The Canucks made a painful but critical decision this weekend: they bought out defenseman Oliver Ekman-Larsson’s contract.

He had four years left on his contract at an annual salary of 8.2 million on the team’s payroll. We wrote him a check for 19 million before saying goodbye.

The remainder of his salary will be spread over eight years. There will be almost no consequences on the salary cap next season, but his salary will occupy 2.3 million on the mass the following year, 4.7 million from 2025 to 2027 then 2.1 million for four years, according to capfriendly.com

The Ekman-Larsson case symbolizes the bankruptcy of the Canucks in recent seasons. This team had a young and promising core when it reached the second round of the playoffs in 2019. But it has been ruled out of the playoffs for the past three seasons since.

Jim Benning, the predecessor of current general manager Patrik Allvin, wanted to accelerate the rejuvenation process in Vancouver in July 2021. It is often repeated here: the management model of a team matters less than the correctness of the decisions.

Ekman-Larsson had once been one of the NHL’s fine defensemen. But it had regressed by the time it was acquired by Vancouver. He had lost a lot of mobility. Most National Hockey League organizations knew that, except the Canucks, obviously.

The Swedish defender played more than 25 minutes per game between 2012 and 2015. His time in use dropped to 23 minutes in 2018, then to 20:58 in his last season at Arizona, in 2020-2021. Benning should have seen the trap. He stupidly fell into it. Subsequent injuries did not help Ekman-Larsson relaunch his career.

The Coyotes agreed in return to relieve the Canucks of the contracts of Antoine Roussel, Jay Beagle and Loui Eriksson for one year.

Arizona drafted a promising forward with the first-round pick. At just 19 years old, Dylan Guenther had 15 points in 33 games for the Coyotes last season. He also topped the Junior League West following his dismissal following the World Junior Championship, scoring 16 goals in 19 playoff games at Seattle.

The second-round pick was used in a trade to acquire exclusive trading rights for American collegiate forward Jack McBain. The 6-foot-3 center played his first NHL season last year in a more defensive role. The 23-year-old had 26 points in 82 games.

Garland is not a villainous attacker. He had 46 points last year. But he has his shortcomings and the Canucks have been looking to trade him for more than a year, without finding a buyer.

Vancouver wouldn’t be in this predicament if they had drafted better. Vancouver Canucks 2015-20 draft manager Judd Brackett got his hands on two gems, Elias Pettersson ranked sixth in 2017 and Quinn Hughes ranked seventh in 2018, but he also came up short in 2016 with Olli Juolevi in ​​fifth place.

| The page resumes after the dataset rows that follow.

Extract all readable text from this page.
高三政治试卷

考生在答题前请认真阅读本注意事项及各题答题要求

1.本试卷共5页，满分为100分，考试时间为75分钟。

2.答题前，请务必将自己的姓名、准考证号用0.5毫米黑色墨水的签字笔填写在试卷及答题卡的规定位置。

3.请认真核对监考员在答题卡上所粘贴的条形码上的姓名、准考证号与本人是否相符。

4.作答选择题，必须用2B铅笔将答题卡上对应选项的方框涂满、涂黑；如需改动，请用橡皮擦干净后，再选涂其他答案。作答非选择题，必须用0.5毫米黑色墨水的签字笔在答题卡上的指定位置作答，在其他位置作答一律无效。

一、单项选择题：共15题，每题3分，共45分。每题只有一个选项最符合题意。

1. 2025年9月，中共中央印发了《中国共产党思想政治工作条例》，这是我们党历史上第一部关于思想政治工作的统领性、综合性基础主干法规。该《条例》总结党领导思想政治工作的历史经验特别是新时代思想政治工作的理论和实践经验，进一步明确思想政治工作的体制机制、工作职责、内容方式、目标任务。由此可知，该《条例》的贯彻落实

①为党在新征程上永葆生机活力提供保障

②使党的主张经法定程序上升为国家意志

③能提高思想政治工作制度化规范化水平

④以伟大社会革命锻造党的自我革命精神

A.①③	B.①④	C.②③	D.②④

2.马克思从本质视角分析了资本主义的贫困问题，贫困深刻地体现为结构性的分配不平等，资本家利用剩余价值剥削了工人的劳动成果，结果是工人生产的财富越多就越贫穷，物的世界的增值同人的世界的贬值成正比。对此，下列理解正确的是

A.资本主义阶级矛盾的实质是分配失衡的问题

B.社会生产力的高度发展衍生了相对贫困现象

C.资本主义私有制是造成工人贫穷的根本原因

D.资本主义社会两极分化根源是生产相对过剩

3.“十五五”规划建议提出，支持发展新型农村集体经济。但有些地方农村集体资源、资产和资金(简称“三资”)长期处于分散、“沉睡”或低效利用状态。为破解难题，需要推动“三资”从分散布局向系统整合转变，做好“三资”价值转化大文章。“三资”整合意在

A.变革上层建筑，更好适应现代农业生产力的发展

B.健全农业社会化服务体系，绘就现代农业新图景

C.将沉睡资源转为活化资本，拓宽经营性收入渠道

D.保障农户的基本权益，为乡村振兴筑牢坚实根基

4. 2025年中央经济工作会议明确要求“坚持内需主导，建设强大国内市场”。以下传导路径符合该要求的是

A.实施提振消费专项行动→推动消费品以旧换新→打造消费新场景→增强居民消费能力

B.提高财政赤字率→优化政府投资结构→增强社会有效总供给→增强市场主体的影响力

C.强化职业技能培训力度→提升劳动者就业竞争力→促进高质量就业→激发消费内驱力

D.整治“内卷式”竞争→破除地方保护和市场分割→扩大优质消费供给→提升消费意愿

The tenth overall pick in 2019, Vasili Podkolzin, drafted ahead of Matthew Boldy and Cole Caufield, among others, is still slow to establish himself in the NHL. He spent half of last season in the American League, where he had 18 points, including seven goals, in 28 games. He will be 22 in July.

Brackett is not responsible for the 2014 vintage, even if he acted as a scout for the Canucks, but Jake Virtanen, drafted sixth overall, ahead of William Nylander, Nikolaj Ehlers, Kevin Fiala and Dylan Larkin among others, constituted a resounding failure. Virtanen was kicked out of Vancouver on an accusation of sexual misconduct, his career was already not going well, and he now plays in Germany.

An organization will occasionally miss in the draft. But getting it wrong three out of five times with a top-ten pick, and trading a sixth for Ekman-Larsson, is unforgiving.

There is work to be done at the Canucks to get back on track. Ekman-Larsson’s contract buyout is a step in the right direction. It’s also going to be about getting it right with the 11th overall pick next week.

Already without captain Gabriel Landeskog, absent again next year due to injury, the Avalanche can at least count on the return of Valeri Nichushkin, 47 points in 53 games last year.

Nichushkin had left the team after Game 2 of the first-round series against The Kraken under unclear circumstances. He would have been involved in a dramatic situation in a hotel in Seattle. A 28-year-old woman was taken to hospital by ambulance with severe intoxication. She would have hit Nichushkin according to the Avalanche doctor’s version.

The Avalanche forward, however, has not been charged in this case and is not the subject of a police investigation. Nichushkin is expected in training camp in September, a team spokesperson confirmed to the Denver Gazette this weekend.